Abstract:
Heat-shocked cells prioritize the translation of heat shock (HS) mRNAs, but the underlying mechanism is unclear. We report that HS in budding yeast induces the disassembly of the eIF4F complex, where eIF4G and eIF4E assemble into translationally arrested mRNA ribonucleoprotein particles (mRNPs) and HS granules (HSGs), whereas eIF4A promotes HS translation. Using in vitro reconstitution biochemistry, we show that a conformational rearrangement of the thermo-sensing eIF4A-binding domain of eIF4G dissociates eIF4A and promotes the assembly with mRNA into HS-mRNPs, which recruit additional translation factors, including Pab1p and eIF4E, to form multi-component condensates.

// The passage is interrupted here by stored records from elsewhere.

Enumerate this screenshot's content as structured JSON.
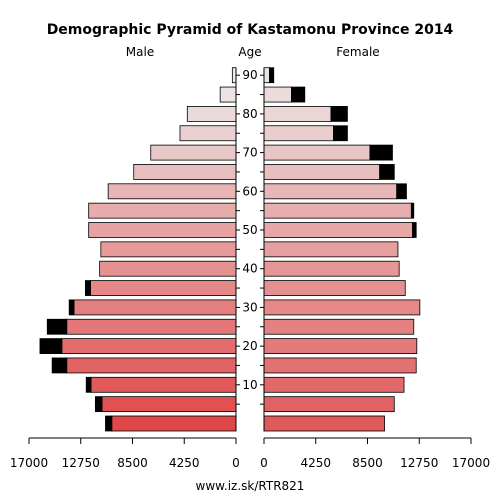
{
  "chart_data": {
    "type": "bar",
    "title": "Demographic Pyramid of Kastamonu Province 2014",
    "left_label": "Male",
    "center_label": "Age",
    "right_label": "Female",
    "footer": "www.iz.sk/RTR821",
    "xlim": [
      0,
      17000
    ],
    "x_ticks": [
      0,
      4250,
      8500,
      12750,
      17000
    ],
    "x_tick_labels": [
      "0",
      "4250",
      "8500",
      "12750",
      "17000"
    ],
    "y_ticks": [
      10,
      20,
      30,
      40,
      50,
      60,
      70,
      80,
      90
    ],
    "age_groups": [
      "0-4",
      "5-9",
      "10-14",
      "15-19",
      "20-24",
      "25-29",
      "30-34",
      "35-39",
      "40-44",
      "45-49",
      "50-54",
      "55-59",
      "60-64",
      "65-69",
      "70-74",
      "75-79",
      "80-84",
      "85-89",
      "90+"
    ],
    "series": [
      {
        "name": "Male",
        "values": [
          10200,
          11000,
          11900,
          13900,
          14300,
          13900,
          13300,
          11950,
          11200,
          11100,
          12100,
          12100,
          10500,
          8400,
          7000,
          4600,
          4000,
          1300,
          300
        ]
      },
      {
        "name": "Female",
        "values": [
          9900,
          10700,
          11500,
          12500,
          12550,
          12300,
          12800,
          11600,
          11100,
          11000,
          12200,
          12100,
          10900,
          9500,
          8700,
          5700,
          5500,
          2250,
          450
        ]
      }
    ],
    "excess": {
      "male": [
        520,
        550,
        400,
        1200,
        1800,
        1600,
        400,
        420,
        0,
        0,
        0,
        0,
        0,
        0,
        0,
        0,
        0,
        0,
        0
      ],
      "female": [
        0,
        0,
        0,
        0,
        0,
        0,
        0,
        0,
        0,
        0,
        300,
        200,
        800,
        1200,
        1850,
        1150,
        1350,
        1100,
        350
      ]
    },
    "colors": {
      "male_young": "#e04848",
      "male_old": "#ececec",
      "female_young": "#e05a5a",
      "female_old": "#ece4e4",
      "excess": "#000000",
      "stroke": "#000000"
    }
  }
}
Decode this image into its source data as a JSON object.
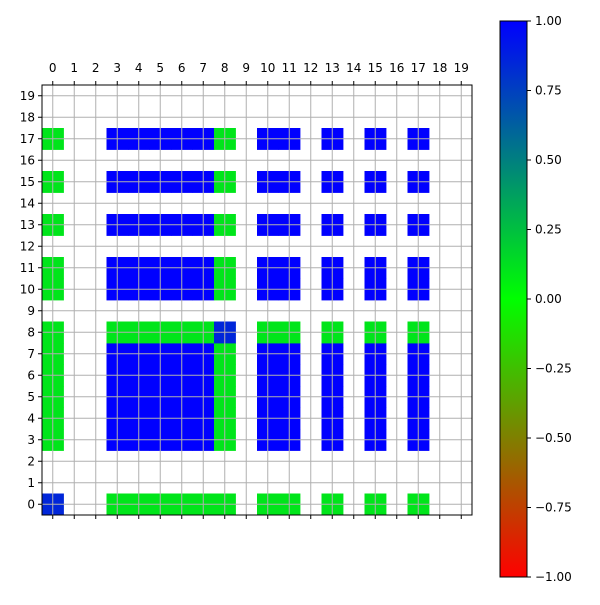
{
  "chart_data": {
    "type": "heatmap",
    "title": "",
    "xlabel": "",
    "ylabel": "",
    "x_ticks": [
      "0",
      "1",
      "2",
      "3",
      "4",
      "5",
      "6",
      "7",
      "8",
      "9",
      "10",
      "11",
      "12",
      "13",
      "14",
      "15",
      "16",
      "17",
      "18",
      "19"
    ],
    "y_ticks": [
      "0",
      "1",
      "2",
      "3",
      "4",
      "5",
      "6",
      "7",
      "8",
      "9",
      "10",
      "11",
      "12",
      "13",
      "14",
      "15",
      "16",
      "17",
      "18",
      "19"
    ],
    "x_axis_position": "top",
    "grid": true,
    "blank_value_meaning": "cells with no value are drawn white",
    "colormap": {
      "colors": [
        "#ff0000",
        "#00ff00",
        "#0000ff"
      ],
      "vmin": -1,
      "vmax": 1
    },
    "colorbar": {
      "ticks": [
        "1.00",
        "0.75",
        "0.50",
        "0.25",
        "0.00",
        "−0.25",
        "−0.50",
        "−0.75",
        "−1.00"
      ],
      "tick_values": [
        1,
        0.75,
        0.5,
        0.25,
        0,
        -0.25,
        -0.5,
        -0.75,
        -1
      ]
    },
    "value_groups": {
      "outer_value": 0.1,
      "inner_value": 1.0,
      "corner_value": 0.85,
      "pattern_columns": [
        0,
        3,
        4,
        5,
        6,
        7,
        8,
        10,
        11,
        13,
        15,
        17
      ],
      "pattern_rows": [
        0,
        3,
        4,
        5,
        6,
        7,
        8,
        10,
        11,
        13,
        15,
        17
      ],
      "outer_columns": [
        0
      ],
      "outer_rows": [
        8
      ],
      "cross_columns": [
        8
      ],
      "cross_rows": [
        0
      ]
    }
  }
}
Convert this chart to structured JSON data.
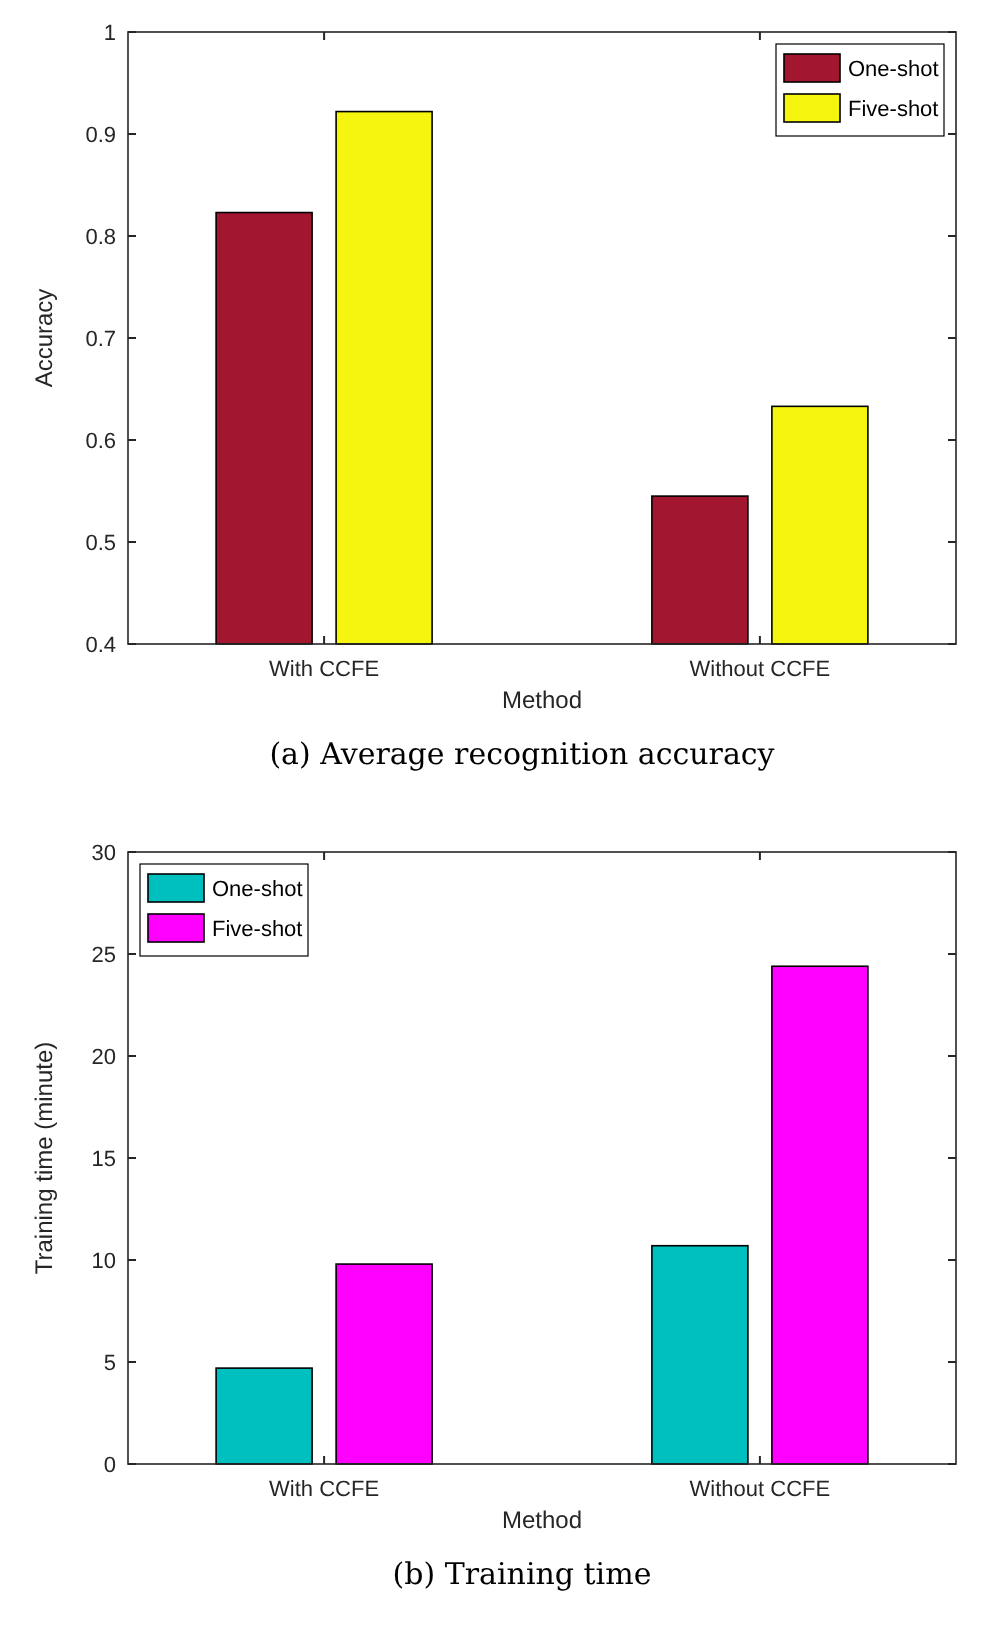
{
  "chart_data": [
    {
      "type": "bar",
      "title": "(a)  Average recognition accuracy",
      "xlabel": "Method",
      "ylabel": "Accuracy",
      "categories": [
        "With CCFE",
        "Without CCFE"
      ],
      "series": [
        {
          "name": "One-shot",
          "color": "#a2172f",
          "values": [
            0.823,
            0.545
          ]
        },
        {
          "name": "Five-shot",
          "color": "#f5f50f",
          "values": [
            0.922,
            0.633
          ]
        }
      ],
      "ylim": [
        0.4,
        1
      ],
      "yticks": [
        0.4,
        0.5,
        0.6,
        0.7,
        0.8,
        0.9,
        1
      ],
      "grid": false,
      "legend": "top right"
    },
    {
      "type": "bar",
      "title": "(b)  Training time",
      "xlabel": "Method",
      "ylabel": "Training time (minute)",
      "categories": [
        "With CCFE",
        "Without CCFE"
      ],
      "series": [
        {
          "name": "One-shot",
          "color": "#00bfbf",
          "values": [
            4.7,
            10.7
          ]
        },
        {
          "name": "Five-shot",
          "color": "#ff00ff",
          "values": [
            9.8,
            24.4
          ]
        }
      ],
      "ylim": [
        0,
        30
      ],
      "yticks": [
        0,
        5,
        10,
        15,
        20,
        25,
        30
      ],
      "grid": false,
      "legend": "top left"
    }
  ]
}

Using extracts and cellular experiments, we demonstrate that HS-mRNPs and condensates repress the translation of associated mRNA and deplete translation factors that are required for housekeeping translation, whereas HS mRNAs can be efficiently translated by eIF4A. We conclude that the eIF4F complex is a thermo-sensing node that regulates translation during HS.
摘要:
热休克细胞优先翻译热休克(HS)mRNA,但潜在的机制尚不清楚。我们报告说,出芽酵母中的HS诱导eIF4F复合物的分解,其中eIF4G和eIF4E组装成翻译阻滞的mRNA核糖核蛋白颗粒(mRNPs)和HS颗粒(HSGs),而eIF4A促进HS翻译。使用体外重建生物化学,我们表明,eIF4G的热敏eIF4A结合域的构象重排解离eIF4A并促进与mRNA组装成HS-mRNPs,招募额外的翻译因素,包括Pab1p和eIF4E,形成多组分缩合物。使用提取物和细胞实验,我们证明HS-mRNPs和缩合物抑制相关mRNA的翻译,并消耗内务翻译所需的翻译因子,而HSmRNA可以被eIF4A有效翻译。我们得出的结论是,eIF4F复合物是在HS过程中调节平移的热敏节点。